Rhiannon Giddens
Carolina Theatre, Durham
Thursday, April 2, 2015

Rhiannon Giddens seems to have her sights set on superstardom. From the big instrumental arrangements and flashy light rigs to the longing gazes toward the back of the sold-out Carolina Theatre last week, the singer’s desire for something bigger lingered in the air.

On her debut solo record, Tomorrow is My Turn, the Carolina Chocolate Drop tries to establish herself as a talented, versatile solo powerhouse—and, above all, a singer. Though she’s a solid fiddle and banjo player, she only picked up those instruments a few times during the performance. The front half of the set pulled almost exclusively from her new record—“Shake Sugaree,” “Waterboy,” “O Love is Teasin’” and so on. Everything sounded fine, nice and very well-rehearsed.

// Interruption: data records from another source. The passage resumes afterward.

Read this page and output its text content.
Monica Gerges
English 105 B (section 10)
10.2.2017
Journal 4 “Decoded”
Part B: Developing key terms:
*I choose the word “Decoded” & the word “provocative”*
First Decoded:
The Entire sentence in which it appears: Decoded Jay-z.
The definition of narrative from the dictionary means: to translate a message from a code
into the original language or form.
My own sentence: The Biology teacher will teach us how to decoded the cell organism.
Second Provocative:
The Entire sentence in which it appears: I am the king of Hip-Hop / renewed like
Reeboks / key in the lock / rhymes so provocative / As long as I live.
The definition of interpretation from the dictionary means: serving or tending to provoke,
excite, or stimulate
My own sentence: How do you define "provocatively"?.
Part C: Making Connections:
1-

After performing “Black is the Color,” Giddens dug at my less-than-glowing review of her record, especially a line where I compared her interpretation of the tune to Sesame Street bumper music. I was hoping that, live, the song may sound a little less goofy, but no such luck. At least she kicked off her high-heel shoes afterward, a move that seemed to give the rest of the show a newfound looseness and energy.

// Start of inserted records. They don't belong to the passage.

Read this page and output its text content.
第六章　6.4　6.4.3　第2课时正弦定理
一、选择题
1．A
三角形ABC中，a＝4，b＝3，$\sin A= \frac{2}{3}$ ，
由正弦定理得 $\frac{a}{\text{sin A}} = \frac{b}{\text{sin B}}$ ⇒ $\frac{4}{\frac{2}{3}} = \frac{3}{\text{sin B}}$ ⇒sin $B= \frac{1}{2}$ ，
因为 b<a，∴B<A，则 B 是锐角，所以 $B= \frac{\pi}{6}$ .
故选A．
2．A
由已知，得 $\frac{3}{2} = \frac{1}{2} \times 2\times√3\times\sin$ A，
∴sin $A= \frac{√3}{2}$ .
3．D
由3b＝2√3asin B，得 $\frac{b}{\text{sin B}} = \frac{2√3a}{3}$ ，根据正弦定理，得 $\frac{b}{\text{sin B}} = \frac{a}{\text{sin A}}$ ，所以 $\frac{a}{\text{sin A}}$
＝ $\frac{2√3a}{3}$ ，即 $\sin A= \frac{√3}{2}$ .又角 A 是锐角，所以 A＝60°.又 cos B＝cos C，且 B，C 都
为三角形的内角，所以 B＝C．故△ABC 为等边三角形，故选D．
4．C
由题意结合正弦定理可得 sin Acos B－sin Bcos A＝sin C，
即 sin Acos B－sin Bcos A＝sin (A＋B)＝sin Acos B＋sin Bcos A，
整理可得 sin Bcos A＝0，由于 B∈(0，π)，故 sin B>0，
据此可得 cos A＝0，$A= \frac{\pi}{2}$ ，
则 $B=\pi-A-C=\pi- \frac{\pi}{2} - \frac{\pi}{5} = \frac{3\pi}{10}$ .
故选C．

When Giddens launched into “Ruby Are You Mad at Your Man?” from the Drops’ Leaving Eden, she provided scorching contrast to the more polite and polished tunes from the night’s first half. Hubby Jenkins led a rousing rendition of Blind Willie Johnson’s “Can’t Nobody Hide From God.” Backing vocals from Giddens’ sister and Greensboro singer-songwriter Lalenja Harrington helped transform it into a stomping number that almost made me wish I went to church.

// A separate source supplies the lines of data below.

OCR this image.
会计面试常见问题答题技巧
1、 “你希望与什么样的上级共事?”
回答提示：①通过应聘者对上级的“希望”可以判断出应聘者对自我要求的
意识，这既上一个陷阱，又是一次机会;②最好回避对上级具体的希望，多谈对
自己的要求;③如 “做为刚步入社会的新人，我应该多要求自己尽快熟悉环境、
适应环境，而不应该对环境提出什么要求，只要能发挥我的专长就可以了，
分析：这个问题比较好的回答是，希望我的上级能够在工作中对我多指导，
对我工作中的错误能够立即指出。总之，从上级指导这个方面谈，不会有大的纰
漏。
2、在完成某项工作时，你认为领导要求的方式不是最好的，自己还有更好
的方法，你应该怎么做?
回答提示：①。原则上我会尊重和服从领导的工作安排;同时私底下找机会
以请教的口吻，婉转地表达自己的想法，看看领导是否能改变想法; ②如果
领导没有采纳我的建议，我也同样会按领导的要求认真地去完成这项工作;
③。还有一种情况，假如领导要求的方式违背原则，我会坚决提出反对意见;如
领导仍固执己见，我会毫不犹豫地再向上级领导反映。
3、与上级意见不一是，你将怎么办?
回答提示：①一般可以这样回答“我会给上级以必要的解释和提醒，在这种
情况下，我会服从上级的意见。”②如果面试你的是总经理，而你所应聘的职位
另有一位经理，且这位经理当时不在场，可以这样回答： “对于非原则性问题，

Giddens let the stage so that Jenkins could lead “Buck Creek Girls” before she returned for the powerful “Tomorrow is My Turn,” one of the bright spots on the record that shares the name. She flexed her vocal might again with a Scotch-Gaelic medley. The clarity, strength and speed with which she delivers this incredibly complex number is impressive, and it highlighted the current conundrum of her career: It feels like a waste for Giddens to settle into the over-produced, adult-contemporary tunes of Tomorrow is My Turn when she’s capable of so much more.